Cuando la vio, la amó con
intensidad. Se hizo el tonto para impresionarla y alcanzar su simpatía. No
pudiendo con su verbo, porque a la rosa no le importa lo que dice un hombre,
utilizó sus hermosos ojos. El príncipe, lloraba al verla, y ella se conmovió y
le preguntó cuál era su desdicha. El príncipe le contó su desgracia: el
abandono del rey, una reina descuidada, unos infantes perdidos.

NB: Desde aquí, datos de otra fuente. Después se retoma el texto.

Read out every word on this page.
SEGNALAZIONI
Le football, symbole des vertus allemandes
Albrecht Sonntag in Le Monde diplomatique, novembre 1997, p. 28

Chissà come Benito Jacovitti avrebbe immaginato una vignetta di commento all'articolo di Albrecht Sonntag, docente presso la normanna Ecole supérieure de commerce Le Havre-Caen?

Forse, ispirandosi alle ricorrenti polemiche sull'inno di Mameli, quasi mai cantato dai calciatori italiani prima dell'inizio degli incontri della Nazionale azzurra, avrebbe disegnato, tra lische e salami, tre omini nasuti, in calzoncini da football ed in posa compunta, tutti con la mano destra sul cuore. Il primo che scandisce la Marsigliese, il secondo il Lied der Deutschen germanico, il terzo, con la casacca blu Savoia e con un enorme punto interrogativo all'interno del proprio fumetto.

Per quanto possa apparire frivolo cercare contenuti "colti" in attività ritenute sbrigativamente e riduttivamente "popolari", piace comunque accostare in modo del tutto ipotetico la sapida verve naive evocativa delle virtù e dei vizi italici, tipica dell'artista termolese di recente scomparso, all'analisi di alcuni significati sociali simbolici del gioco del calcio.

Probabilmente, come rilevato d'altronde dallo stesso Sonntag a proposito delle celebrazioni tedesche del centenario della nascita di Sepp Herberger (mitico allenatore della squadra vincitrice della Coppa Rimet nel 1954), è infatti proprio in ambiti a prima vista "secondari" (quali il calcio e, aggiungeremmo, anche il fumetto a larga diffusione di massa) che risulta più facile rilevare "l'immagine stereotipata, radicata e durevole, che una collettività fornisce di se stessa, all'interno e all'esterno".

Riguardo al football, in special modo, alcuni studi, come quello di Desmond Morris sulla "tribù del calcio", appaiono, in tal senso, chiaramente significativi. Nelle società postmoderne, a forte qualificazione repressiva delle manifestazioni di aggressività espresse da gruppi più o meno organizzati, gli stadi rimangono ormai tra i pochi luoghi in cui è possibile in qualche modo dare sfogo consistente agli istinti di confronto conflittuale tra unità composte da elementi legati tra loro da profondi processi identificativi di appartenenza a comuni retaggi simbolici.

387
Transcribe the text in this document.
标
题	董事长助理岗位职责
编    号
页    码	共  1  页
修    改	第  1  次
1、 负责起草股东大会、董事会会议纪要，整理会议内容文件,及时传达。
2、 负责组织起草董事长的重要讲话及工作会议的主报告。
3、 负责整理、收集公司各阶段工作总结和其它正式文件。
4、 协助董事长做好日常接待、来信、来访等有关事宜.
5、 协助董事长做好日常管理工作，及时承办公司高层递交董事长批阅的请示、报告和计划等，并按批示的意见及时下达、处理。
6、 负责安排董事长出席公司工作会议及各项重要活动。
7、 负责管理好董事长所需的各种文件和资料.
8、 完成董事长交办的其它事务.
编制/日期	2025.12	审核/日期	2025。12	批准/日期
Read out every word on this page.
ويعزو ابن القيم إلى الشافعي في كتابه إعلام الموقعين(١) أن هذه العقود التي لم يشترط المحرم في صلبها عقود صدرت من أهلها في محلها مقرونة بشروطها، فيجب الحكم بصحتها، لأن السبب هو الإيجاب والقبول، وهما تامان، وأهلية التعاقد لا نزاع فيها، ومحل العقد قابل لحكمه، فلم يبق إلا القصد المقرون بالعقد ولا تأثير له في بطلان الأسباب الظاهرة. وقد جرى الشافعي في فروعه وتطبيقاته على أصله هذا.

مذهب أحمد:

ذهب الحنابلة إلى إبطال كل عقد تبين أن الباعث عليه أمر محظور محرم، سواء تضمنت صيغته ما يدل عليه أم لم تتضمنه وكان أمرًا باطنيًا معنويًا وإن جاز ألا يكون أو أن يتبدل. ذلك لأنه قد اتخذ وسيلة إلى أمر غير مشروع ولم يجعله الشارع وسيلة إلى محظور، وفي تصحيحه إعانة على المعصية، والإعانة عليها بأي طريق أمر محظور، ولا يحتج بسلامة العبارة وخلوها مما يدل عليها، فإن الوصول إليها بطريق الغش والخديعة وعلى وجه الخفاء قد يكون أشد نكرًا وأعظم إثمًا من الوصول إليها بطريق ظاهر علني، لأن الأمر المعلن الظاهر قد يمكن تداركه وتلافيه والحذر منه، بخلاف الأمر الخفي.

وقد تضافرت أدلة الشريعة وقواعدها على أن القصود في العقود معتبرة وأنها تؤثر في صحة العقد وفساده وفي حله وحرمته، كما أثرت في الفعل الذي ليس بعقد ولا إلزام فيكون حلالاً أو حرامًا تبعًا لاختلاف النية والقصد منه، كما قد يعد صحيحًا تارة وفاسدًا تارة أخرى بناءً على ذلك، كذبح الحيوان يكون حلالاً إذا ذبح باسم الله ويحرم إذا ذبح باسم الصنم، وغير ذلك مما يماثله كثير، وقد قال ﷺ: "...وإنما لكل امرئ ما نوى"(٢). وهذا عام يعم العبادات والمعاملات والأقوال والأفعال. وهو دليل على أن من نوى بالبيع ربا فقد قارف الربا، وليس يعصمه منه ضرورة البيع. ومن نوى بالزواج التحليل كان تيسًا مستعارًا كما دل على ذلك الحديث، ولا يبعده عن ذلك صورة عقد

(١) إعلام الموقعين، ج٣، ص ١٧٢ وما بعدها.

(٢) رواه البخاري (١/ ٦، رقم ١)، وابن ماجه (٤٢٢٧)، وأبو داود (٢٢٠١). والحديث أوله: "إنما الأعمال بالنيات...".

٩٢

La rosa aprendió a quererlo, y
poco a poco aceptó amarlo. El príncipe se dio cuenta que la rosa estaba dañada.
La rosa tembló y también le contó su desdicha. El príncipe le dijo que la
respetaba y que no le era importante, pues no veía que la rosa estaba marchita.
El príncipe se entregó a la rosa.
Al príncipe le dolió que no fuera
la primera vez de la rosa. El príncipe era un machista que solo la quería para
ella. El príncipe quería jactarse de que la rosa no había sido tocada más que
por él. Pero ya se había entregado a la rosa, y apenado, avergonzado se llevó a
la rosa y la tiene en un florero con agua, tratando inútilmente que no muera.
Yo no soy el príncipe… yo no me
llevé la rosa… yo no sería tan desgraciado para pensar así de la rosa.